Salesforce Interviews are a two way street

In Salesforce news by Ben DuncombeLeave a Comment

The market for Salesforce professionals in ANZ is candidate driven and clients need to understand that the interview process is a two-way street. Not only are Salesforce professionals selling their skills to clients, the client needs to ensure the interview process is seamless in order to sell the role/opportunity to the candidate.


On average, 53% of Salesforce professionals in ANZ are approached six times or more per month about new opportunities and 28% of all professionals will interview at three companies before making their final decision. This shows how much choice these highly sought after candidates have and clients need to be fully aware of this before, during and after the interview process.


The problem is, clients can treat the interview process much like window shopping and forget that the best candidates are also selecting from several options. This means clients can’t go into the recruitment process cold and have to prepare well.


So what can prospective employers do to guarantee a streamlined candidate experience and bring the best people available to their business?


The Recruitment Process

  • How many interviews does there need to be? Interview processes at larger companies can be extremely time consuming. With candidates getting many calls per month, it is important to make the interview process as short as possible to give you the best chance of getting the hire you want before they find another company who have moved quicker/have a better candidate experience.
  • How will you manage candidate expectations? During the first interview is the best time to set expectations. Candidates need to be told the full interview process, when they can expect to go through the interview stages, when they will receive feedback and also when you are hoping to make an offer. This shows the candidate you are totally in control and will stop candidates having a negative experience with the company even if they are not eventually hired.
  • What are the potential roadblocks to making an offer? Does HR take a long time to process offers? Are senior people within the company going to be available to interview during the process? Can the process be shortened to two interviews within one day? These are all questions that need to be considered as they can be extremely damaging to your chances of obtaining the right hire.
  • How and when will interview feedback be given? Giving feedback to all interviewed candidates is vital. The candidates may not be right now, but can still be brand advocates and potential employees in the future so it is important to give them clear and concise feedback in a timely manner. It’s a small thing, but will go a long way to building your reputation within the industry.


What do you want from the new hire?

Knowing exactly what you want from a prospective employee is critical so you don’t fall into the window shopping cycle. It is important to consider and articulate the following:

  • What experience will the candidate have to have in order to fulfil the needs of this role? Do they need experience of specific tools or functions within Salesforce?

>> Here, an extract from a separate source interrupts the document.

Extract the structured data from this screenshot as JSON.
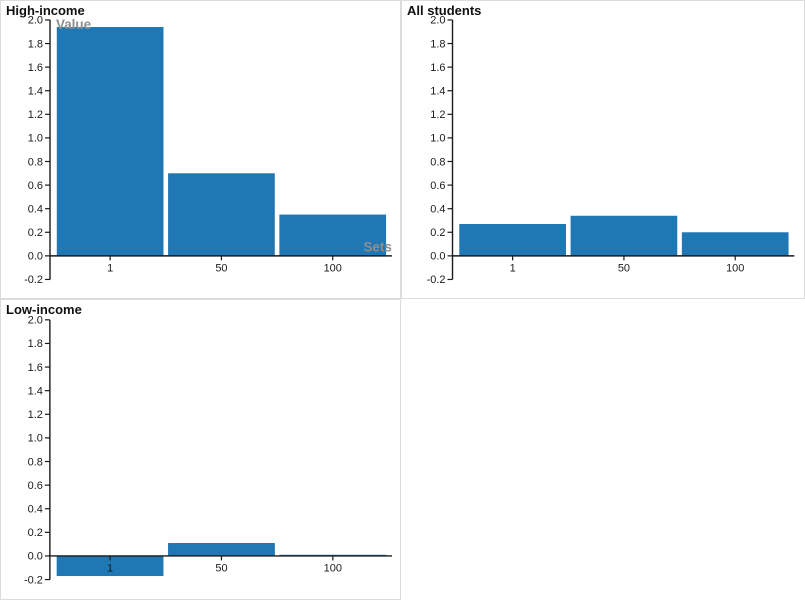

Do they need project/people management skills?
  • What type of personality will fit best in your team? Does this person need to have a certain level of gravitas within the team or with clients? Does it matter if they are slightly more introverted and hands on? Is a certain level of creativity needed to encourage new ways of working?
  • What level of remuneration are you willing to pay for the skills/experience you need? Is there flexibility if the candidates have higher salary demands than initially budgeted for?

Considering these points will ensure that only truly employable candidates will get through the door in the first place and stop clients from entering the endless window shopping cycle.


What are your USP’s and why would Salesforce professionals want to work for you?

When recruiting, hiring managers are essentially marketers for the company they work for. With this in mind, it’s important to communicate to the candidate:

  • Growth Potential– Will this new hire have the autonomy to create new work streams and projects? Is there promotion opportunities as well as tailored training? What are the short, medium and long term opportunities?
  • How does the company compare to other End Users, Partners or ISV’s? Are you the top player within your niche or is the company an up and coming start-up where there is unlimited opportunity for growth? Why are you the best at what you do?
  • How have candidates who were in this role fairing now? Are they climbing up the ladder and exploring awesome opportunities within the company? Tell them!
  • What perks can you offer, such as a great bonus scheme, work from home, team lunch on a Friday…? Perks like this can be deal makers so it is important to make the candidate aware of all physical and monetary perks.


Following these steps will not only ensure that you know exactly what you want from your new Salesforce hire, but will make sure that candidates have a great candidate experience and will give you a greater chance of hiring the right person.